SBIR-STTR Award

The goal of the proposed effort is to demonstrate feasibility of using selective laser melting (SLM, an emerging manufacturing technique) to manufacture a subscale combustion chamber liner that features an advanced regenerative cooling technique that combines high performance with low pressure drop. SLM enables the ability to "print" the advanced regenerative liner in mere hours, despite the liner's inherent flow passage complexity. This reduction in manufacturing lead time, combined with the fact that SLM manufacturing costs are driven almost exclusively by the amount of raw powder used during fabrication, results in a substantial cost reduction for future regeneratively-cooled rocket engines. Considering that the proposed regenerative cooling approach features heat transfer coefficients 3-10 times higher and pressure drops 2-10 times lower than traditional axial channels, the proposed effort demonstrate one of the highest performing, lowest cost combustion chambers in the world.
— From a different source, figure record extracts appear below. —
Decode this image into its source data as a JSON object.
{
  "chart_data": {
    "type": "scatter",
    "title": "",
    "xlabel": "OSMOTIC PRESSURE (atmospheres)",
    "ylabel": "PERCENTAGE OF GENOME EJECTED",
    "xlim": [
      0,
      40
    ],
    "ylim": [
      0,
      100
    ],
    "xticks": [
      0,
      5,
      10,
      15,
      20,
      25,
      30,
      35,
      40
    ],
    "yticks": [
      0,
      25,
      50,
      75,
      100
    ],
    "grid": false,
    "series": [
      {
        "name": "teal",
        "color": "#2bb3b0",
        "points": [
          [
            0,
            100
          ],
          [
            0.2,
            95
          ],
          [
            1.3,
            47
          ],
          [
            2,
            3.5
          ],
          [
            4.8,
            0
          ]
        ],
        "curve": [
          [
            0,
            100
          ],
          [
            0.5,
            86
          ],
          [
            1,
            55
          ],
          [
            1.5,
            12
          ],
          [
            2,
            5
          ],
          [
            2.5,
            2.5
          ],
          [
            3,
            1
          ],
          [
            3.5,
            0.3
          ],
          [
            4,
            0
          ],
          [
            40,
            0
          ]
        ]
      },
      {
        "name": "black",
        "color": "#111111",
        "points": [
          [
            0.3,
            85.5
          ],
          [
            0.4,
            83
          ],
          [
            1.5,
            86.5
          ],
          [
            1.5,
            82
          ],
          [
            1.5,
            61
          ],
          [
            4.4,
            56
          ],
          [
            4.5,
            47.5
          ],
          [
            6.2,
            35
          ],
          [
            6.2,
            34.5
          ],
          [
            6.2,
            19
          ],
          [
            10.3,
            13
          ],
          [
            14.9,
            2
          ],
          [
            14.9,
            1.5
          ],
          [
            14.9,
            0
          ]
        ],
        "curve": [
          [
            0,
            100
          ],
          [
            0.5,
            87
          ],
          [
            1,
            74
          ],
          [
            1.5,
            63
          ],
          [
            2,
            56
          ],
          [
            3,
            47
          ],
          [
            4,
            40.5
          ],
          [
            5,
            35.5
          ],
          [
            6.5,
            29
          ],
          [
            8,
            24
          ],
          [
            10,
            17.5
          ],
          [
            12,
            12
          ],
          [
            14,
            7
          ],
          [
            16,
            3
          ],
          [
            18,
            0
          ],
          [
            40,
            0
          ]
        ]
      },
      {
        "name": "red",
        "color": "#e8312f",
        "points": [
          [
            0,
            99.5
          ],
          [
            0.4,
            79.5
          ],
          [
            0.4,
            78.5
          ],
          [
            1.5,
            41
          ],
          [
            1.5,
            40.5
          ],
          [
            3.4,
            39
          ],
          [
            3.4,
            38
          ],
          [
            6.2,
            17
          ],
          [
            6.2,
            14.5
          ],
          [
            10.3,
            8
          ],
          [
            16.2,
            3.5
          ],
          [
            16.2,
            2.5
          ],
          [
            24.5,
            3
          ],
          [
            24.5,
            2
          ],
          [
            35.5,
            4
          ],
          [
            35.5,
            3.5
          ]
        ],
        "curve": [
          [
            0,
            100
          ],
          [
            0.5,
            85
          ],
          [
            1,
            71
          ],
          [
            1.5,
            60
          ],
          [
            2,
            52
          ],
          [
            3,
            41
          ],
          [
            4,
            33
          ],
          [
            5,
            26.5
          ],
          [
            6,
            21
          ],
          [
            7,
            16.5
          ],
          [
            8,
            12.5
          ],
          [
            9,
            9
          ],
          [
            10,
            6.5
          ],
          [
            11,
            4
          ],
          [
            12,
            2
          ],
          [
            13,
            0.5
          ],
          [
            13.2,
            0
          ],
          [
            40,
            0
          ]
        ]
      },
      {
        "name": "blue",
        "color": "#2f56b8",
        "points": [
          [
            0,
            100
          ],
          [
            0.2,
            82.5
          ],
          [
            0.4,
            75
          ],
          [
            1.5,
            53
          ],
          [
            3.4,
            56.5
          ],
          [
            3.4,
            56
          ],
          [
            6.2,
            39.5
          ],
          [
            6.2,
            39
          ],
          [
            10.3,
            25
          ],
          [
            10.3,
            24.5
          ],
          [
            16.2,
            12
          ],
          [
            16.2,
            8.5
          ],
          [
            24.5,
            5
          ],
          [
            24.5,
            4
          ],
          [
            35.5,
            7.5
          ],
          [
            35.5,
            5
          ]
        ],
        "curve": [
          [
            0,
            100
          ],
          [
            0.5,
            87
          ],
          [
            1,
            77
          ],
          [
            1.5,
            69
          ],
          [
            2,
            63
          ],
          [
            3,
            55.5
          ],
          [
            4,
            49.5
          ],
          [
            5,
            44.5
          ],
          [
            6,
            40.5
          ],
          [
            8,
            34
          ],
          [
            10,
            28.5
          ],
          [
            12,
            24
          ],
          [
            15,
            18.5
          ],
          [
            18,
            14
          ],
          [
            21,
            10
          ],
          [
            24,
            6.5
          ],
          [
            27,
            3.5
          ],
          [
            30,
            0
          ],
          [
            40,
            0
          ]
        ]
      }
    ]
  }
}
The goal of the proposed effort is to use selective laser melting (SLM, an additive manufacturing technique) to manufacture a hot fire-capable, water-cooled spool piece that features an advanced regenerative cooling technique that combines high heat flux performance with low pressure drop. SLM enables us to "print" the spool piece in days, despite the complexity of the regenerative liner's inherent flow passage complexity. This reduction in manufacturing lead time, combined with the fact that SLM manufacturing costs are driven in large part by the amount of raw powder used during fabrication, results in a substantial cost reduction for future regeneratively-cooled rocket engines. Additionally, the proposed advanced regenerative cooling approach features a heat-pickup efficiency that is at least two orders of magnitude higher than traditional milled channel liners and/or brazed tube bundle chambers.